How The Internet Lies To You...

Snopes is a website dedicated to vetting out urban legends, including those passed along through E-mail. I ran a search for the recent e-mail being passed around not buying gift cards due to several recent or impending store closings and found this, which was posted a few days ago:

Store Closings

While the numbers aren't likely to look good this Christmas for many retail stores thanks to this lovely economic setback we're currently enjoying, the reports of the impending deaths of several companies have been greatly exaggerated or misreported. Other companies have indeed been facing closure or bankruptcy, but that kind of thing happens all the time and it is currently not on the grand scale that we are left to believe.

The major concern with these types of scares is that it puts people in the mindset that "oh well, this store is closing down so I should not shop there until their big going out of business liquidation sale starts," when there may not be any credible facts to support this. Especially this time of year, anything that will deter the consumer from filling the cash registers of these businesses ends up hurting the business.

Having said that, gift cards do indeed bear certain risks.
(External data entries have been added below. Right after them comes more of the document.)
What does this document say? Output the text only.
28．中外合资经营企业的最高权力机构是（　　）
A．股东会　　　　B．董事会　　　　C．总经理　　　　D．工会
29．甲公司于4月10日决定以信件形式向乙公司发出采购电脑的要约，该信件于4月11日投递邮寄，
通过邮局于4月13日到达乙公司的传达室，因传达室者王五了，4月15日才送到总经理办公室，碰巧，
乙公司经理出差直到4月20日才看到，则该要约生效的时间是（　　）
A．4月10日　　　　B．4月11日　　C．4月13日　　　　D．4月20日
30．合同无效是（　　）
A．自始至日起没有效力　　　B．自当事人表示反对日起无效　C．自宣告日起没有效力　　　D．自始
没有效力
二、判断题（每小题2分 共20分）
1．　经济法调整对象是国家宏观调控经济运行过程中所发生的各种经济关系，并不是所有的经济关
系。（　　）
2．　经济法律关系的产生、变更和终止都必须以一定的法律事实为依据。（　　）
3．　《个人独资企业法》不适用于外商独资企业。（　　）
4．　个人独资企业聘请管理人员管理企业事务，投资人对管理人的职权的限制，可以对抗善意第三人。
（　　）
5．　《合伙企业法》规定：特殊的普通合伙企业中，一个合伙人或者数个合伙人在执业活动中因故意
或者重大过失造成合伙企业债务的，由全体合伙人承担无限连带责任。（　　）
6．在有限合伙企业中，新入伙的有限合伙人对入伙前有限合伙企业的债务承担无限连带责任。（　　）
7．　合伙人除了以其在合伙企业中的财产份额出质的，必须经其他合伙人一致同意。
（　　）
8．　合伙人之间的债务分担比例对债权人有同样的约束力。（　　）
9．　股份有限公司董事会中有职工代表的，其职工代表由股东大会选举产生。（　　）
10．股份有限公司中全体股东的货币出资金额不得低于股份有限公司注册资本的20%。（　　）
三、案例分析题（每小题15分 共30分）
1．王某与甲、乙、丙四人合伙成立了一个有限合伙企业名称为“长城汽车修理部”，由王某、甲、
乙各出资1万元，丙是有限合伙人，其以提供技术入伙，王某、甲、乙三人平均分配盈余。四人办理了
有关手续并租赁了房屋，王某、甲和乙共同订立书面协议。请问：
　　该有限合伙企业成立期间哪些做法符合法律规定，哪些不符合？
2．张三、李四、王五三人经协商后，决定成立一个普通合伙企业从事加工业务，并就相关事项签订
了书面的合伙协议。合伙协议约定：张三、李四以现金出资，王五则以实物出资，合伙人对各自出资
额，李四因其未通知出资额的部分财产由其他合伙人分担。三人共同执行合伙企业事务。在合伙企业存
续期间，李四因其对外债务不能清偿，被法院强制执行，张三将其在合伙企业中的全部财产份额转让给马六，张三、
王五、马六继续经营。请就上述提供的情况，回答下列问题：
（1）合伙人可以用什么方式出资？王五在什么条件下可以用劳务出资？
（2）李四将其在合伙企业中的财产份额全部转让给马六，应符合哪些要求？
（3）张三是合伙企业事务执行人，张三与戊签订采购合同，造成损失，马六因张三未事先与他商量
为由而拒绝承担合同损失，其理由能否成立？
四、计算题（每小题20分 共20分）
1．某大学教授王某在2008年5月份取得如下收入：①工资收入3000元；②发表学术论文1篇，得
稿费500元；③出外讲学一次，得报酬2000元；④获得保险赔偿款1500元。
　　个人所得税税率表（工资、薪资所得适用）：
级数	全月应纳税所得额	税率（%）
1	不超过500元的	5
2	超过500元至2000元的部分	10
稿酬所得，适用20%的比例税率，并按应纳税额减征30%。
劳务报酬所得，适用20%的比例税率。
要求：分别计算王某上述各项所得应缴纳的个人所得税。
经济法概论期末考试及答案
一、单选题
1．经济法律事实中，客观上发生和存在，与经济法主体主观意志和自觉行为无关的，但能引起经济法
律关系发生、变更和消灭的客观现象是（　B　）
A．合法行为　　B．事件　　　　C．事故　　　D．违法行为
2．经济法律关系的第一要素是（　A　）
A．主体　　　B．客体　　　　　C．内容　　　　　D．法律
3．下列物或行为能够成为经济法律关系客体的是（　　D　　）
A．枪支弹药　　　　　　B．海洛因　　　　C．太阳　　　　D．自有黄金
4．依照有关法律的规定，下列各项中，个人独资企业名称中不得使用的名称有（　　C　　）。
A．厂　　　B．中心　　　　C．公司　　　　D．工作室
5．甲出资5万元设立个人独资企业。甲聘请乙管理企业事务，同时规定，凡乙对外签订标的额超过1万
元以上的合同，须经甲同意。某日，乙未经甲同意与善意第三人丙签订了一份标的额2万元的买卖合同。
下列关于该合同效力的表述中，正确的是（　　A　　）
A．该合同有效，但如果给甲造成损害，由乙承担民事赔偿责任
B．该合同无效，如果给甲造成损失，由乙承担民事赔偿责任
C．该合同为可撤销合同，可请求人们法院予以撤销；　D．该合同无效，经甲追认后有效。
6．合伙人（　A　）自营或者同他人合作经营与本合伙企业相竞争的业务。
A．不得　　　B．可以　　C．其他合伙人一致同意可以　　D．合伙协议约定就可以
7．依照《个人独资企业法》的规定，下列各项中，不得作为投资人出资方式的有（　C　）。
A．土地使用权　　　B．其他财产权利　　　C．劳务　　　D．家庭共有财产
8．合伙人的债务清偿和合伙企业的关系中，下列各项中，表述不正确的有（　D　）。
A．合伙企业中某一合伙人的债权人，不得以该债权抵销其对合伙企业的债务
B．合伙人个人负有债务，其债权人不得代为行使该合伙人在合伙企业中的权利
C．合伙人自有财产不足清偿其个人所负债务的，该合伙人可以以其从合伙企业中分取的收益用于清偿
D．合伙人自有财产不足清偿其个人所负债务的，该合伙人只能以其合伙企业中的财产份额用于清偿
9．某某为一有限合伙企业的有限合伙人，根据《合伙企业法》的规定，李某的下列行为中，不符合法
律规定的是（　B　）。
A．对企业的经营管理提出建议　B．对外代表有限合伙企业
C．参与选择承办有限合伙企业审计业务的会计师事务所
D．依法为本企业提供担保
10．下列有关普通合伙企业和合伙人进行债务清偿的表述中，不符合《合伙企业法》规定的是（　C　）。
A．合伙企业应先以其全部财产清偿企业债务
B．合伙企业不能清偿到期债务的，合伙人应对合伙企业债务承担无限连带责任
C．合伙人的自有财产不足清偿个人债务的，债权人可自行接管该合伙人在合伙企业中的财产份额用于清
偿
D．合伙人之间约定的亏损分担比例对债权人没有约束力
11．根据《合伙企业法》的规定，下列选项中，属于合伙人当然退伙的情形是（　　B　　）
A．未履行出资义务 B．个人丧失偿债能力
Under current law, if a retailer or restaurant does indeed file bankruptcy, it is left up to the bankruptcy court judge to decide the fate of those who are holding gift cards. Usually these cards have been thrown out by these judges in favor of other creditors. This means that if a company does go under, you can lose all the money on your gift card.

A company, even one that's been around for decades, can go under, so it's best to not hold onto gift cards any longer than you have to. Doesn't mean that you have to spend them the very next day, just means that you shouldn't hold onto one for six months and never spend it.

There are several consumer groups out there currently petitioning the Federal Trade Commission to provide safeguards for gift card money, but nothing has been set in stone as of yet.

The big concern with the Visa gift cards is that the credit card companies often charge hidden fees for you to use them. One such fee is the usage surcharge, where they charge you either a certain percentage (1% to 3% of your purchase) or a flat rate fee ($2.50, for example) every time you use them.

Another lovely fee is the so called "storage" fee where the credit card company will deduct money from the value of the card for actually not using it in a certain amount of time. $2.50 every six months, for example.

Regular store gift cards can be awesome, but they are just as useless if they're not redeemed. Companies make a ton of moolah off of people who never use their gift card in their store. In cases like that, the company is basically printing money.

Best advice I have is to buy them from places you know and to make sure that the person who is receiving the gift card enjoys shopping there and will most likely use that card as soon as possible.